I purchased a NodeMCU to control WB2812B light strips, following this guide, I made all the circuits:
I've never been able to get the lights to react, so I started to do some searching and testing.
So far I've reduced the strip to 10 LED's (originally about 460 and configured as such in the .ino for FASTLED), I've also noticed that in the original link the 5V LED strip was connected to 12V incorrectly (which I followed), that gave some side effects I wasn't able to explain (some leds were half powered on).
In his videos I noticed he actually powered the nodeMCU and LED strip off of a single 5V adapter which made me go ah-ha!
That said, no matter what I do I cannot get any response from the strip at all. The first LED lights up green when connected to the output pin on the MCU but that's it.
if you connected 5V LEDs to a 12V supply, you most likely smoked all of them. The WS2812B's VCC pins are each connected to 5V in parallel on a strip - only the dataline is daiyschained from chip to chip.
NOTORIOUSVR:
BTW, I edited my main post and all links should be working now.
You failed. There are no links in your post. Only pasted web addresses. They cannot be clicked on, so they are not links. You chose to ignore my advice in post #3.
DrAzzy:
2812B requires 5v signal, or close to it. 3.3 is not enough.
Alright I will reconnect the logic shifter and try again, but I've seen you don't need it in the 2nd link where he takes the output directly from the MCU.
PaulRB:
You failed.
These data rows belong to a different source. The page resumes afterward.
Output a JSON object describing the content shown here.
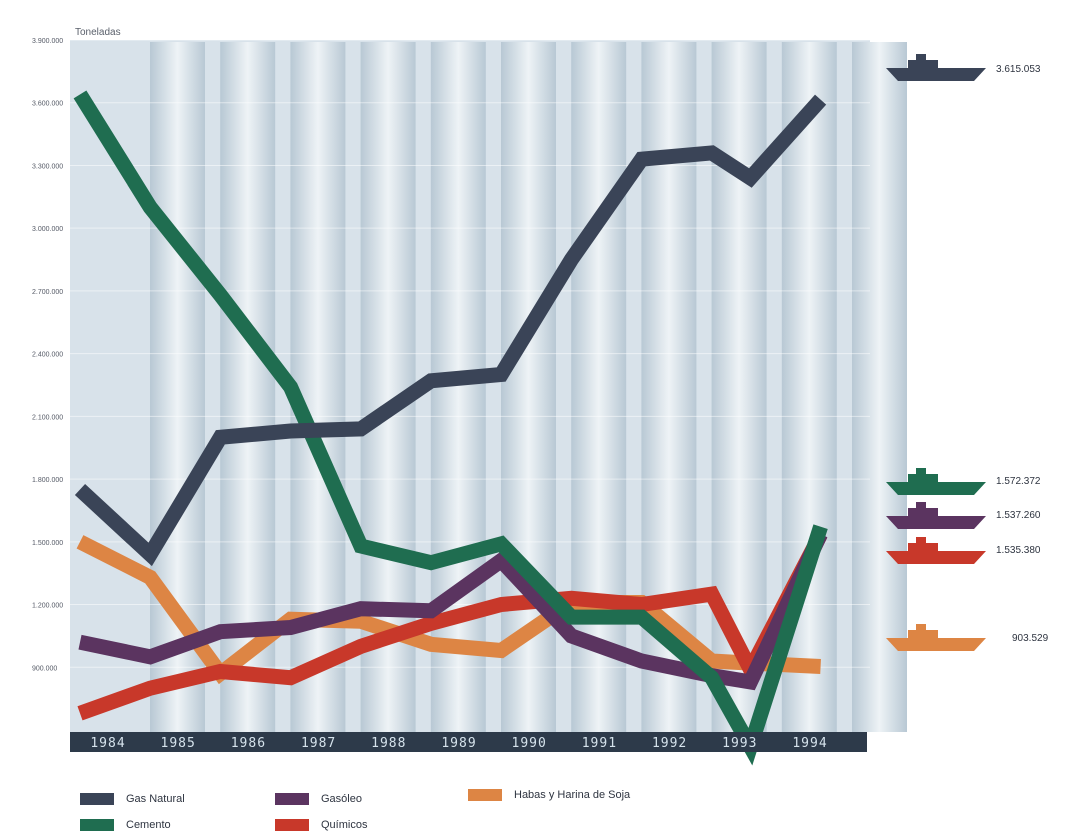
{
  "colors": {
    "Gas Natural": "#3a4457",
    "Cemento": "#1f6d50",
    "Gasóleo": "#5b3460",
    "Químicos": "#c8382a",
    "Habas y Harina de Soja": "#dd8544"
  },
  "icons": {
    "end_marker": "ship-icon"
  },
  "chart_data": {
    "type": "line",
    "ylabel": "Toneladas",
    "categories": [
      "1984",
      "1985",
      "1986",
      "1987",
      "1988",
      "1989",
      "1990",
      "1991",
      "1992",
      "1993",
      "1994"
    ],
    "ylim": [
      600000,
      3900000
    ],
    "yticks": [
      "3.900.000",
      "3.600.000",
      "3.300.000",
      "3.000.000",
      "2.700.000",
      "2.400.000",
      "2.100.000",
      "1.800.000",
      "1.500.000",
      "1.200.000",
      "900.000"
    ],
    "grid": false,
    "legend": "bottom",
    "series": [
      {
        "name": "Gas Natural",
        "values": [
          1750000,
          1440000,
          2000000,
          2030000,
          2040000,
          2270000,
          2300000,
          2850000,
          3330000,
          3360000,
          3240000,
          3615053
        ],
        "x": [
          1984,
          1985,
          1986,
          1987,
          1988,
          1989,
          1990,
          1991,
          1992,
          1993,
          1993.55,
          1994.55
        ],
        "end_label": "3.615.053"
      },
      {
        "name": "Cemento",
        "values": [
          3640000,
          3100000,
          2680000,
          2240000,
          1480000,
          1400000,
          1490000,
          1140000,
          1140000,
          850000,
          520000,
          1572372
        ],
        "x": [
          1984,
          1985,
          1986,
          1987,
          1988,
          1989,
          1990,
          1991,
          1992,
          1993,
          1993.55,
          1994.55
        ],
        "end_label": "1.572.372"
      },
      {
        "name": "Gasóleo",
        "values": [
          1020000,
          950000,
          1070000,
          1090000,
          1180000,
          1170000,
          1410000,
          1050000,
          930000,
          860000,
          830000,
          1537260
        ],
        "x": [
          1984,
          1985,
          1986,
          1987,
          1988,
          1989,
          1990,
          1991,
          1992,
          1993,
          1993.55,
          1994.55
        ],
        "end_label": "1.537.260"
      },
      {
        "name": "Químicos",
        "values": [
          680000,
          800000,
          880000,
          850000,
          1000000,
          1110000,
          1200000,
          1230000,
          1200000,
          1250000,
          890000,
          1535380
        ],
        "x": [
          1984,
          1985,
          1986,
          1987,
          1988,
          1989,
          1990,
          1991,
          1992,
          1993,
          1993.55,
          1994.55
        ],
        "end_label": "1.535.380"
      },
      {
        "name": "Habas y Harina de Soja",
        "values": [
          1500000,
          1330000,
          870000,
          1130000,
          1120000,
          1010000,
          980000,
          1210000,
          1210000,
          930000,
          920000,
          903529
        ],
        "x": [
          1984,
          1985,
          1986,
          1987,
          1988,
          1989,
          1990,
          1991,
          1992,
          1993,
          1993.55,
          1994.55
        ],
        "end_label": "903.529"
      }
    ]
  }
}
There are no links in your post. Only pasted web addresses. They cannot be clicked on, so they are not links. You chose to ignore my advice in post #3.
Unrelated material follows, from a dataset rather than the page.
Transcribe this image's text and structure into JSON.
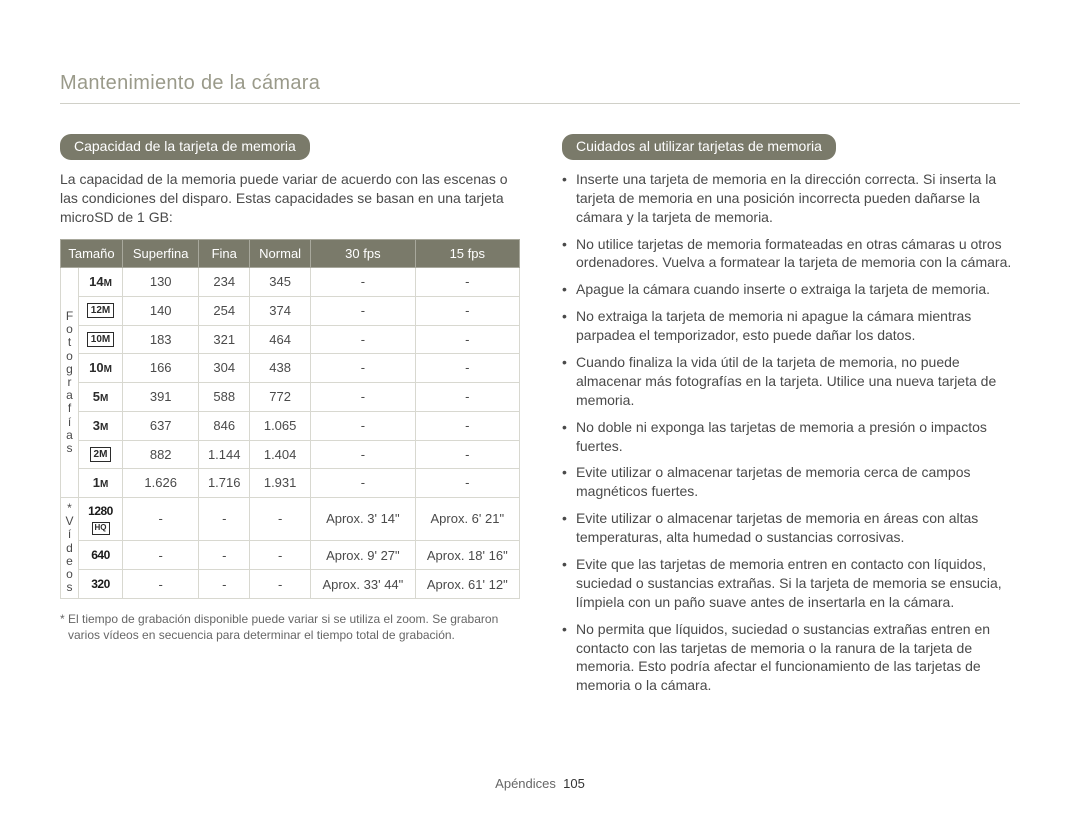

No sure why the forum wouldn't parse the links on it's own during an edit.. but i've manually fixed it now.
Not sure what advise you're speaking of in your post. The LLS which I already said I have done/tried the first time. But like I said above I will try it again before I go and order a new roll of lights.
NOTORIOUSVR:
Not sure what advise you’re speaking of in your post.
The advice to read the forum guide. That would have told you how to post links. You figured that out yourself, I guess, but there is other useful advice in the guide.
Well I know it’s been a while, but I wanted to update.
I tried reconnecting with the LLS in place again… nada.
So I pulled the trigger on 2 new rolls of LED’s (this time WB2813), a 20A 5V PSU and a cheap controller in order to eliminate my ESP controller that I can only control through MQTT.
First I connected my existing WB2812B strips to the new PSU and controller… nada… not a single light or anything.
So I moved on to the new WB2813 and it works like a charm. So it is clear that I pooched the 2812’s by connecting to 12V supply instead of 5V.
Will be testing my MQTT controller next I hope with some success!
I've been getting a similar effect using FastLED with esp8266 and a ws2811 string (50 LEDs). I have not found time to investigate the problem further so far. But I have noticed that I don't get the effect when using NeoPixel library example sketches. It may just be a coincidence. But I will follow your issue with interest.
Well that is interesting and also odd that you're seeing this issue with only 50 LED's... Where as in my OP the links with these projects don't seem to have any visible issues of glitching going on.
I'm trying to contact the person who did the youtube/openhab (2nd link in OP) tutorials now to see if there is maybe something I'm missing.
The only difference I can note so far from his video and our experiences is you're on WS2811 and I'm on WS2813, where as the youtube video seems to use WS2812 strips.
Well I figured it out... after some more searching and link clicking the other thing that I noticed was different between my setup and the tutorial was the DATA pin (output) I was using D7.
Although I found conflicting info when researching the output pin mapping of the NodeMCU v1.0, I found that D5 is somehow tied to CLK where D7 was not, and maybe that's what was needed to fix this issue.
Sure enough remapping to D5 solved my issues and now the glitching is gone! Only thing left is some slight PWMing going on when I put it to a solid white color... Not sure if there is anything that can be done about that, but seeing as I'm 95% there now I will roll with this and try to concentrate on the last 5% of making it perfect even if that means buying a different board or moving to a different library in the future.